Kenny Smith: Ten years on
TODAY (Saturday) marks the tenth anniversary of the passing of Kenny Smith, former co-promoter and team manager of Scunthorpe Scorpions.
Kenny passed away on July 13th, 2009, after a brave battle against throat cancer. Just two days before his passing, he was taken around the Eddie Wright Raceway track on the back of David Howe’s bike for two emotional laps of honour.
Kenny’s grandfather was one of the pioneer riders in the sport’s early days back in the 1920s. Kenny began his own racing career in grasstrack, before taking up speedway in the late sixties at Doncaster.
However, he is best remembered for his involvement on the other side of the speedway fence.
After being involved at Middlesbrough, he switched to Newcastle when the Teesside club’s Cleveland Park track closed. Newcastle boss George English soon made him Assistant Team Manager and Kenny took responsibility for the Newcastle Gems when they entered a side in the Conference League.

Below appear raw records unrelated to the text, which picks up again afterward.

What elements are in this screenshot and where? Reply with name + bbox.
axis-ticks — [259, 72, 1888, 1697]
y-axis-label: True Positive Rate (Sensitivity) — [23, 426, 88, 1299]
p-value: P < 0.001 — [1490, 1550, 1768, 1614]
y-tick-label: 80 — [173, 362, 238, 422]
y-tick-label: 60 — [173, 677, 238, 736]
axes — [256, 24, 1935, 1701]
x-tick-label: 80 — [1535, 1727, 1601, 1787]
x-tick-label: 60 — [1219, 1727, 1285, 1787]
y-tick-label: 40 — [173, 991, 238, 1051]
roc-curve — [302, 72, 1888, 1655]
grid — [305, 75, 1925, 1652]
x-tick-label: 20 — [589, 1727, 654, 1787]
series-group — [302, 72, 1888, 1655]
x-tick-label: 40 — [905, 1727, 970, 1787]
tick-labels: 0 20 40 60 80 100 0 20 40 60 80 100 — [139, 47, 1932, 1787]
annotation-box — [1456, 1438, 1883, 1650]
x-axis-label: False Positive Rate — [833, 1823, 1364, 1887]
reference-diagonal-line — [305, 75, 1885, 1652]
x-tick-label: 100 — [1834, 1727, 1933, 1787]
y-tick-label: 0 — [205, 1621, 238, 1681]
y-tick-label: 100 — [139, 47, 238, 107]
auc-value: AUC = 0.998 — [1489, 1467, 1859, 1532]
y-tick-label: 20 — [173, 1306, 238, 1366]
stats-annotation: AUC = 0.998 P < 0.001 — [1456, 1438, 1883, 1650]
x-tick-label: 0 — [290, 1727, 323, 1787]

With speedway returned to Scunthorpe to 2005 after a twenty-year absence, Kenny offered his services, as the Gems had withdrawn from the Conference League following the 2004 season. He was taken on board as Scorpions’ team manager, and he was delighted when the Scorpions carried all before then to sweep to successive Conference League titles in 2006 and 2007.
Kenny’s unswerving passion for the sport and the Scunthorpe club was rewarded in 2007 when he became a co-promoter and the club could have never wished for a greater ambassador.
Scunthorpe owner Rob Godfrey says: “I can’t believe it’s ten years since Kenny passed away – it doesn’t seem possible that it’s a decade since that emotional night when Kenny went around on those laps of honour with David Howe.
“Kenny lived and breathed speedway – it was his life. He made so many friends within the sport – his funeral was packed.
“He could take so much on his shoulders. I would put together the side at the start of the year, and Kenny would take care of it all from there.
“What makes out a good manager is not how you deal with it when it’s going right, but being able to deal with matters when it goes wrong and Kenny was great at that. If we had riders injured or whatever, Kenny could take care of that.
“He also had the total respect of his riders – maybe because he was an ex-rider himself. Although whenever he headed out onto the track to show the riders how it should be done, he never seemed to get beyond the third bend.
“He was a fantastic man, completely dedicated to speedway, and we still miss him.”